Przyjechali zabrać "pijanego" pasażera. Uratowali mu życie
Warszawscy strażnicy miejscy brali we wtorek udział w nietypowej interwencji. Zostali wezwani do "pijanego pasażera" autobusu. Okazało się, że mężczyzna zasłabł. Uratowali mu życie.
Warszawscy strażnicy, którzy ok. godz. 12:45 patrolowali Targówek, otrzymali zgłoszenie, że autobusem miejskim linii 160 jedzie w kierunku centrum handlowego przy Głębockiej "nietrzeźwy pasażer". Postanowili pojechać na pętlę i tam poczekać na przyjazd autobusu.
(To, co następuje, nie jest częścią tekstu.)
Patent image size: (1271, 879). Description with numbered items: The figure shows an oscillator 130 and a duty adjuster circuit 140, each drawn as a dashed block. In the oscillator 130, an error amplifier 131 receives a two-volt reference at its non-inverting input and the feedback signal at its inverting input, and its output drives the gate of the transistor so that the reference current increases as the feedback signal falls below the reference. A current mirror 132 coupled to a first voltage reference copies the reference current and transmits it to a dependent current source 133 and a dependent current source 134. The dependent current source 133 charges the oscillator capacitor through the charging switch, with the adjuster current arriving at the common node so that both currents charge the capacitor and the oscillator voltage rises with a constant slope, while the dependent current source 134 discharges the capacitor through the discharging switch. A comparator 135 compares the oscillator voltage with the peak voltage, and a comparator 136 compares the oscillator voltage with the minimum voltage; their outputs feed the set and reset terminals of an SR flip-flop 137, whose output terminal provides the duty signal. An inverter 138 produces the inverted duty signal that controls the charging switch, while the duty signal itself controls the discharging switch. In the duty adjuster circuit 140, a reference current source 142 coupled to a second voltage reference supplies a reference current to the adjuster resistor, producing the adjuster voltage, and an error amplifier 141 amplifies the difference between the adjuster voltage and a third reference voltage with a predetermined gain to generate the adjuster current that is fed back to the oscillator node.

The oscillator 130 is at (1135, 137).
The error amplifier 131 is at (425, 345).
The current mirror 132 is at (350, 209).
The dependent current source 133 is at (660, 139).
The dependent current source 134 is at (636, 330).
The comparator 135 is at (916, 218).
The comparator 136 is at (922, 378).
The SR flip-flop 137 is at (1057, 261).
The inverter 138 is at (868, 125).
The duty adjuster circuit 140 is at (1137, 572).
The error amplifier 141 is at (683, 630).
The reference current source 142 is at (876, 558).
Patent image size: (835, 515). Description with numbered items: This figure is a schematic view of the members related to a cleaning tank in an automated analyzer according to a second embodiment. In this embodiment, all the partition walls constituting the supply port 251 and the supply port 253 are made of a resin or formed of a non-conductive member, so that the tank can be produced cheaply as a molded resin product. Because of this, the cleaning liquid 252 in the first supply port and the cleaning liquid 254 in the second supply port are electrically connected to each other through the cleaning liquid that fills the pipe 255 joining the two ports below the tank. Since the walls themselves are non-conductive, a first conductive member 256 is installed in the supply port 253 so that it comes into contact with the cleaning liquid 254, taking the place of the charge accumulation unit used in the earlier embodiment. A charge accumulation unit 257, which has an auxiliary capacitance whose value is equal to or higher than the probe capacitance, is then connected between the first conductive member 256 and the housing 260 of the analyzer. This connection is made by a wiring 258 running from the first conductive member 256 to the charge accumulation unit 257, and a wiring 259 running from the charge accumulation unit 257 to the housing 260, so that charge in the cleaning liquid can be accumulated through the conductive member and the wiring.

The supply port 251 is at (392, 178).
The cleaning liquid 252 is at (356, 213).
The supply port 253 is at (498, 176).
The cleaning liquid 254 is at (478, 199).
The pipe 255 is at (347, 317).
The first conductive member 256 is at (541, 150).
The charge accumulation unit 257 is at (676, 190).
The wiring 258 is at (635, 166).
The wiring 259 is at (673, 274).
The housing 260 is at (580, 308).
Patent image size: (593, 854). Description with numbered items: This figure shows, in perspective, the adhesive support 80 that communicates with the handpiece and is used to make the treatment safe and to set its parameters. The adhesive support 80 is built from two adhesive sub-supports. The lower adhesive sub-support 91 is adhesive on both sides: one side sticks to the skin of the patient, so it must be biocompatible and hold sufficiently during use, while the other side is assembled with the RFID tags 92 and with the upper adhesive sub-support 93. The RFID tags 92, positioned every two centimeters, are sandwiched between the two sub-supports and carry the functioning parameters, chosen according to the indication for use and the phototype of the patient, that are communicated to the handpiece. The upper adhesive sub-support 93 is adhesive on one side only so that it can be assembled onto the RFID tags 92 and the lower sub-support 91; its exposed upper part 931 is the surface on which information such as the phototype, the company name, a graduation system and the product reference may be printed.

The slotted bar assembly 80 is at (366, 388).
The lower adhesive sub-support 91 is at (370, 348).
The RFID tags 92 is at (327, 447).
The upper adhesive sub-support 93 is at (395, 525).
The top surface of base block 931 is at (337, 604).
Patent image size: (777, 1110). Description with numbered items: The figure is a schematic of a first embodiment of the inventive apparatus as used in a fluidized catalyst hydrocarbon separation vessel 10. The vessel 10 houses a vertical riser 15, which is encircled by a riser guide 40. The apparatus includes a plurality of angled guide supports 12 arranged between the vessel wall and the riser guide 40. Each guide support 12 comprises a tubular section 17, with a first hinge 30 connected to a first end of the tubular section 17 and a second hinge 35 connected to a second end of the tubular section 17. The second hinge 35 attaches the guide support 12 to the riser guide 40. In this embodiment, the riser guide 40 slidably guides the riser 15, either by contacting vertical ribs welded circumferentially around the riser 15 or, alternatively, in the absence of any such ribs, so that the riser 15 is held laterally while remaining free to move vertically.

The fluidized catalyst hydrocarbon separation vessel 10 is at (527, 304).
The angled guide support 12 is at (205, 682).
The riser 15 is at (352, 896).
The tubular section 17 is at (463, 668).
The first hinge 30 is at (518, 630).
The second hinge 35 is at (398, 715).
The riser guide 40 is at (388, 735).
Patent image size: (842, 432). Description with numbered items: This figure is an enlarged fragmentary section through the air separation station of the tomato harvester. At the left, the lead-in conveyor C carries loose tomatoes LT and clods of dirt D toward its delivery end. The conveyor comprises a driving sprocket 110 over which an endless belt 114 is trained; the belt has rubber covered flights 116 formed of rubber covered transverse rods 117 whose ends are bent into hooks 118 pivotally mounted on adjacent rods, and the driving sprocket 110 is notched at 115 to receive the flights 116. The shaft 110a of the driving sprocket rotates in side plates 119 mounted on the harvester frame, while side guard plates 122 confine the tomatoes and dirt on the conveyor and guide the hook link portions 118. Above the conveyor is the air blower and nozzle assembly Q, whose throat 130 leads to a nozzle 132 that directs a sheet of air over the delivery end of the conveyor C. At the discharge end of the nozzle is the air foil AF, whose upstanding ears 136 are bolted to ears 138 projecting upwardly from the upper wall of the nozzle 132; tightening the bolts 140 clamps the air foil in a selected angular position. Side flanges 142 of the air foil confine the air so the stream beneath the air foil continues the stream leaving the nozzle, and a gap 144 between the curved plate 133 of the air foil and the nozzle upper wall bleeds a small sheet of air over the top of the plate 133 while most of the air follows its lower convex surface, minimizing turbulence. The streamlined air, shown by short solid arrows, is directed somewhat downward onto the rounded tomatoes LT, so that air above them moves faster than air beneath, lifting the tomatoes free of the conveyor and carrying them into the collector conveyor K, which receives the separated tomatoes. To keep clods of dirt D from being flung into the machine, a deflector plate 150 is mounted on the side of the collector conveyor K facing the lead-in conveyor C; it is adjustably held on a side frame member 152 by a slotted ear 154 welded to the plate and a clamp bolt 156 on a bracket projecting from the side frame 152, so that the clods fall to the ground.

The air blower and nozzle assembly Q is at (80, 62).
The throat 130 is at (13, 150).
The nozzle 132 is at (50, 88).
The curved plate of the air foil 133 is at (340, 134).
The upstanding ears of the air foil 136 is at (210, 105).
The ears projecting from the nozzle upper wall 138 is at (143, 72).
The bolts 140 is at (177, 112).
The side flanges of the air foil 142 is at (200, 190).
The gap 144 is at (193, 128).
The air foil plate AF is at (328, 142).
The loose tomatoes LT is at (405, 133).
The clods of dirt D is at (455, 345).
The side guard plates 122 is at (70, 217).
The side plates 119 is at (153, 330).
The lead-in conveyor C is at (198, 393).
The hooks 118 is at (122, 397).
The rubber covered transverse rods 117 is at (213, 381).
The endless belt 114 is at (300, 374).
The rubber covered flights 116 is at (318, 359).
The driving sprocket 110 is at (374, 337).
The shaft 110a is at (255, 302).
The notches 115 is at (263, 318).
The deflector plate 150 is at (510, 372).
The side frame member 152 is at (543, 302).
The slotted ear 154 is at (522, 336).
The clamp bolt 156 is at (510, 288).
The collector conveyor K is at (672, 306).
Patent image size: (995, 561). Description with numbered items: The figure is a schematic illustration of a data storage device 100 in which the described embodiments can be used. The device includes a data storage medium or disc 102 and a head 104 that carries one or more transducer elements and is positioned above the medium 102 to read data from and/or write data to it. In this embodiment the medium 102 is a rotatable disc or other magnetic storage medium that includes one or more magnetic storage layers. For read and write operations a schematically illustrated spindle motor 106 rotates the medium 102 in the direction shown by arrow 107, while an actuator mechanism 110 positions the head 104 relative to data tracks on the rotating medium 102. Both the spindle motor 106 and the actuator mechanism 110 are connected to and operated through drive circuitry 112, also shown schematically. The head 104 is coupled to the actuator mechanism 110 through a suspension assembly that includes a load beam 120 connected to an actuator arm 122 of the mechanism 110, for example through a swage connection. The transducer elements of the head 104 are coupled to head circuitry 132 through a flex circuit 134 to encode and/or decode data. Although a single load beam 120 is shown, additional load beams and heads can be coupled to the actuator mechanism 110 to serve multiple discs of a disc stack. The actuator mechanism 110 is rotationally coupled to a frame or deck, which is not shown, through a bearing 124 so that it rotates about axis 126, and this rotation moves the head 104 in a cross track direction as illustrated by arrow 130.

Gdy pojazd przyjechał, kierowca wskazał im siedzącego na jednym z tylnych siedzeń młodego, ok. 35-letniego mężczyznę. Pasażer siedział nieruchomo, a jego głowa zwisała na piersi. Wyglądał jakby spał. Próbowali go obudzić, ale mężczyzna nie reagował, był kompletnie bezwładny.
Mężczyzna był nieprzytomny, nie oddychał
Strażnicy szybko stwierdzili, że pasażer nie oddycha, nie bije też jego serce. Jeden z nich natychmiast wezwał przez radiostację pogotowie ratunkowe, a drugi rozpoczął reanimację.
Dramatyczne wezwanie usłyszał także inny patrol straży miejskiej, który kilka minut później przyjechał na miejsce akcji ratunkowej. Pięciu strażników, zmieniając się co chwilę, prowadziło masaż serca. Po chwili dołączyła do nich załoga karetki pogotowia.
Po ponad 40-minutowej reanimacji, udało się przywrócić bicie serca i mężczyzna zaczął samodzielnie oddychać.
Mężczyzna został przetransportowany karetką do pobliskiego szpitala.